Hook it all back up.... and you have to use excess force to get the pedal to initially move. I look like a rookie driving a stick with this problem!

Any ideas to try, short of running a string out the window and under the hood!

rich


----------



## pontiac (Mar 6, 2011)

cable must be straight, and level when connected to the butterfly bracket. it must freely pivot at the cable end when attached either on ball stud or pin with clip. Bracket for tripower is different from 4 bbl one for cable and cable is different length. get someone in the car while you watch underhood when the pedal is actuated.


----------



## injn37 (Nov 16, 2008)

Did all that, but going to do it again!
:agree

rich


----------



## Eric Animal (Oct 28, 2007)

:agree...sounds like the cable is mounted too "low" and the throttle lever has to "cam over" before it can pull efficently...hard to explain with out drawing a pic...you'll get it.. Eric


----------



## injn37 (Nov 16, 2008)

Eric, looked at that. All is as it is supposed to be.

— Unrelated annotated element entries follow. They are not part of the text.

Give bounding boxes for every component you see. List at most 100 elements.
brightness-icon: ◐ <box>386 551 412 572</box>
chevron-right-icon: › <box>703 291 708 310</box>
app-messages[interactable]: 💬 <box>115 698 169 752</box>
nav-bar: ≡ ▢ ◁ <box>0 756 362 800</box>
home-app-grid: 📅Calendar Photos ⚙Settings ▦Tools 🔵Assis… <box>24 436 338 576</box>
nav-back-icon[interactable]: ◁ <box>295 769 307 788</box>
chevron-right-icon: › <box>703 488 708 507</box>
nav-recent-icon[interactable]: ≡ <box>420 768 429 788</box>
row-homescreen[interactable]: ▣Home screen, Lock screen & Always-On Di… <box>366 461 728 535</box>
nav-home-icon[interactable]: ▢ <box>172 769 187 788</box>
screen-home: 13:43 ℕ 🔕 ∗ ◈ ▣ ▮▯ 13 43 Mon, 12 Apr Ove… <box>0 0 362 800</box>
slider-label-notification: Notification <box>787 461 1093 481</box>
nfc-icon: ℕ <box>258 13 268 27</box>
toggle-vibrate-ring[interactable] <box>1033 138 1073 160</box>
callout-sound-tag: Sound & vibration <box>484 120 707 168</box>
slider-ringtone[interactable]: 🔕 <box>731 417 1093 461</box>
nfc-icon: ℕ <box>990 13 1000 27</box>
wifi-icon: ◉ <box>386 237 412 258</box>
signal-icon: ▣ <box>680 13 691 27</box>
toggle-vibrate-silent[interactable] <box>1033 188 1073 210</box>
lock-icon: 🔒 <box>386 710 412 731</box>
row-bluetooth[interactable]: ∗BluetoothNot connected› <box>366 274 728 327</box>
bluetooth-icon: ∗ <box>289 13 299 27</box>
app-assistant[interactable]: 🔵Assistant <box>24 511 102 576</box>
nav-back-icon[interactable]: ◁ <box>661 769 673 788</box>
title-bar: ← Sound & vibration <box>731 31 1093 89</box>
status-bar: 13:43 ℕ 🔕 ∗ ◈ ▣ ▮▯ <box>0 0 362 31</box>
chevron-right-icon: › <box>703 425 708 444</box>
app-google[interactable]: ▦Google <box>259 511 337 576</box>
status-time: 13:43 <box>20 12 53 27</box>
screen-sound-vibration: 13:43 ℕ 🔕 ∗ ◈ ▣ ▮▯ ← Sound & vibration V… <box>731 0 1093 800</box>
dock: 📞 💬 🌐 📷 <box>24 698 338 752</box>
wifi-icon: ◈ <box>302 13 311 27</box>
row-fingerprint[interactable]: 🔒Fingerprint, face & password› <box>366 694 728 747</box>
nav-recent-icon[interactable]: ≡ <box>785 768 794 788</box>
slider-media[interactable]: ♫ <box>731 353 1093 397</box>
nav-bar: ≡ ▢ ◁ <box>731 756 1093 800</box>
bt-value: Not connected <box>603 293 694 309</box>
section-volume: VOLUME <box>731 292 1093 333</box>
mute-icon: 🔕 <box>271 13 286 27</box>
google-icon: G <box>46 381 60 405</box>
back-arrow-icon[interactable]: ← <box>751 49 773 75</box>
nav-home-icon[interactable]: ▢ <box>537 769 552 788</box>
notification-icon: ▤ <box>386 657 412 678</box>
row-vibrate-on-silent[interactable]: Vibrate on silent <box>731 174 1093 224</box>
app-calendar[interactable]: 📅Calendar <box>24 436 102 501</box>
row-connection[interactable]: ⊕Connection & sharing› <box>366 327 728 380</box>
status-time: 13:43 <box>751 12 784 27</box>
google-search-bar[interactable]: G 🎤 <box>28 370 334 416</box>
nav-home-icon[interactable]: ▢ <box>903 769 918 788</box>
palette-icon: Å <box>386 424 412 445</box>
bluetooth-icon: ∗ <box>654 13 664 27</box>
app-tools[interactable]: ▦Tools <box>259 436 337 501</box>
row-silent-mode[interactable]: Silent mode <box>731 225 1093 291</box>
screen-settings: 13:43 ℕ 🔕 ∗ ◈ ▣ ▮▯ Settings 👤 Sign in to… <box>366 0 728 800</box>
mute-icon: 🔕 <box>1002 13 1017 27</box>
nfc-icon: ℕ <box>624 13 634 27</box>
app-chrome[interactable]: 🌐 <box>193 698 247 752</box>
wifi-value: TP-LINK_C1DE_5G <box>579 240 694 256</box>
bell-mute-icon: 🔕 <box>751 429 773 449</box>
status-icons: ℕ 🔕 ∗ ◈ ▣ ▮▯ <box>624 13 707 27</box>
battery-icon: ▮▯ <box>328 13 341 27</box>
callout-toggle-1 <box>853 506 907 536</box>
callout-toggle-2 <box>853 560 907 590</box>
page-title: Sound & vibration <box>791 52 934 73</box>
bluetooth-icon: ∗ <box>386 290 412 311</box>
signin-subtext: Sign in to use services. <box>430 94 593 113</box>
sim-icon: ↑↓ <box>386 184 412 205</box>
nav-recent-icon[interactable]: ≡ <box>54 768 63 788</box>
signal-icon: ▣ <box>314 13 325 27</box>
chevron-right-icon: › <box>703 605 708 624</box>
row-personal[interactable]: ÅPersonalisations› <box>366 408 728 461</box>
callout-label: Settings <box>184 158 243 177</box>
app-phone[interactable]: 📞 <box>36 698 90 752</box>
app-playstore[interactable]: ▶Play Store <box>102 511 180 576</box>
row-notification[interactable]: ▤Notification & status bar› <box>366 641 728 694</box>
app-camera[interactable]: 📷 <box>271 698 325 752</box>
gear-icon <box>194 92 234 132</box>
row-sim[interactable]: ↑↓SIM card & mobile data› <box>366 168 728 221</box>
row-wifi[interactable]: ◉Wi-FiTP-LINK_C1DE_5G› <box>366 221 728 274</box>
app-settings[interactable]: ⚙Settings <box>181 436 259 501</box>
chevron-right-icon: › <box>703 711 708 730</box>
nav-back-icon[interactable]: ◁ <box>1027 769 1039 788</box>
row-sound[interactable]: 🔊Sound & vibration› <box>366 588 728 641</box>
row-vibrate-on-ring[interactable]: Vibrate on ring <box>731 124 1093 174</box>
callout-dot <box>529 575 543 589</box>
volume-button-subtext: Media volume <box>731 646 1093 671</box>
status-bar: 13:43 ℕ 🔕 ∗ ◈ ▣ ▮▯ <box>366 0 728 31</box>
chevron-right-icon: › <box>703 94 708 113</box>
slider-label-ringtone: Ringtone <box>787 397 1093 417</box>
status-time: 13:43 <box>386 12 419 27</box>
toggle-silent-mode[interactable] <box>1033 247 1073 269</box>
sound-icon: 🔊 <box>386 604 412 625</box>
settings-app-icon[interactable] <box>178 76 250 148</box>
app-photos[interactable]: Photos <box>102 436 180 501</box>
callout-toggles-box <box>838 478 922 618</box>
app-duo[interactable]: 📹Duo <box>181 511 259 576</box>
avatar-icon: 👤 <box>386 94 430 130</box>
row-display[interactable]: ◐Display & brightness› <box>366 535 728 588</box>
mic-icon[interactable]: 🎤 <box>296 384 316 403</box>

BUT,I did find something that I want to pass on.

I pulled out the linkage arm the pedal pushes on, to look at the wheel on the end of it.
So, 
It seemed ok, so next I yanked the pedal out, and I found a slight depression, where the wheel sat at idle. The wheel had to ride up and out of that each time. 
Looking closely at the underside of the pedal, there were four standing ribs and two of them were undercut.
SO, Got an idea, to put a piece of sheet metal in there, and I have to say that 90% of the "stick" has been eliminated.
See the pictures to explain.

So, time for a drink:cheers..... and to think of the next issue..

Hope this helps other too!

richarty:


----------



## Eric Animal (Oct 28, 2007)

Good Find!...I'll drink to that :cheers


----------